There is a specific branch of the Florida Department of Health—the Division of Disability Determinations—that makes this decision for all Florida residents. This division will also do Continuing Disability Review for disability beneficiaries. They follow the requirements set out by the Social Security Administration to determine disability.
2. How good are my approval chance for SSD?
Up to 70% of all disability benefit applications get denied on the first try. However, roughly 50% of those that are heard by administrative law judges will be approved. That means that you may need to put in some additional effort beyond the application to get your application approved.
3. How long will it take to get a decision for Social Security Disability?
There really isn’t a good answer to this question. It can take as little as a month, or it can take as long as two years to be approved. There really aren’t any deadlines for applications or appeals, so that makes predicting how long a case will take difficult.
However, if your condition is serious, then you are likely to move through the process faster. On average, the initial consideration can take three or fourth months. The reconsideration can take another few months, but it can be much sooner or later as well.
4. What kind of evidence will they use to decide my SSD claim?
Medical evidence is vital in a Social Security disability case.
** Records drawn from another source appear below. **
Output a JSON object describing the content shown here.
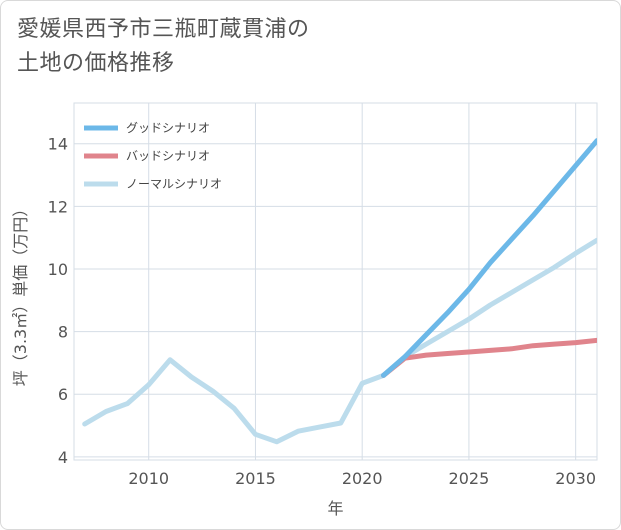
{
  "title_lines": [
    "愛媛県西予市三瓶町蔵貫浦の",
    "土地の価格推移"
  ],
  "chart_data": {
    "type": "line",
    "xlabel": "年",
    "ylabel": "坪（3.3㎡）単価（万円）",
    "xlim": [
      2006.5,
      2031
    ],
    "ylim": [
      3.9,
      15.3
    ],
    "xticks": [
      2010,
      2015,
      2020,
      2025,
      2030
    ],
    "yticks": [
      4,
      6,
      8,
      10,
      12,
      14
    ],
    "grid": true,
    "legend_position": "top-left",
    "series": [
      {
        "name": "グッドシナリオ",
        "color": "#6cb8e8",
        "x": [
          2021,
          2022,
          2023,
          2024,
          2025,
          2026,
          2027,
          2028,
          2029,
          2030,
          2031
        ],
        "y": [
          6.6,
          7.2,
          7.9,
          8.6,
          9.35,
          10.2,
          10.95,
          11.7,
          12.5,
          13.3,
          14.1
        ]
      },
      {
        "name": "バッドシナリオ",
        "color": "#e0848c",
        "x": [
          2021,
          2022,
          2023,
          2024,
          2025,
          2026,
          2027,
          2028,
          2029,
          2030,
          2031
        ],
        "y": [
          6.6,
          7.15,
          7.25,
          7.3,
          7.35,
          7.4,
          7.45,
          7.55,
          7.6,
          7.65,
          7.72
        ]
      },
      {
        "name": "ノーマルシナリオ",
        "color": "#bcdcec",
        "x": [
          2007,
          2008,
          2009,
          2010,
          2011,
          2012,
          2013,
          2014,
          2015,
          2016,
          2017,
          2018,
          2019,
          2020,
          2021,
          2022,
          2023,
          2024,
          2025,
          2026,
          2027,
          2028,
          2029,
          2030,
          2031
        ],
        "y": [
          5.05,
          5.45,
          5.7,
          6.3,
          7.1,
          6.55,
          6.1,
          5.55,
          4.72,
          4.48,
          4.82,
          4.95,
          5.08,
          6.35,
          6.6,
          7.2,
          7.6,
          8.0,
          8.4,
          8.85,
          9.25,
          9.65,
          10.05,
          10.5,
          10.92
        ]
      }
    ]
  }
}
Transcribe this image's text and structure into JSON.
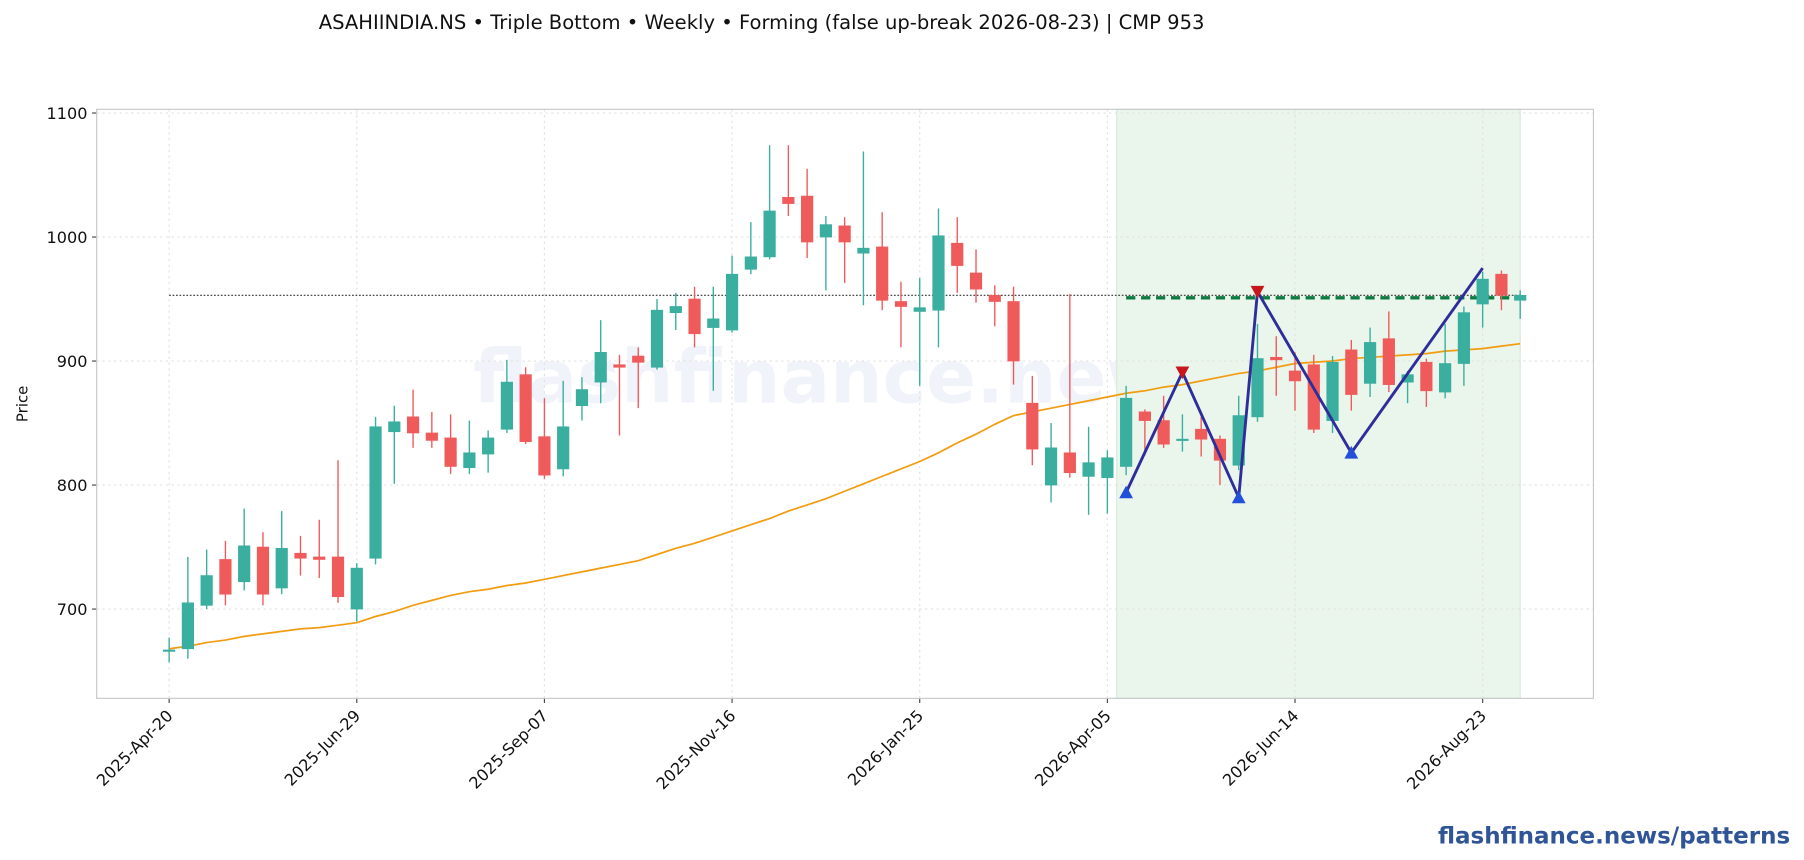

They may want to see your complete medical records, including treatment notes, therapy programs, and MRI, CAT scan, and X-ray results. These records should be both recent and accurate.
A simple report that you have a serious condition, for example, will not be enough. The Social Security Administration requires detailed records to evaluate your claim.
5. Can I go back to work and still get benefits?
You can go back to work while receiving SSD. However, there are limitations on how much you can work and still get benefits. There are special rules in place that encourage you to go back to work if you are able.
If you think you might be able to go back to work, but are unsure, you can take advantage of a Trial Work Period that lets you try to work while still receiving benefits. Other rules may also be helpful.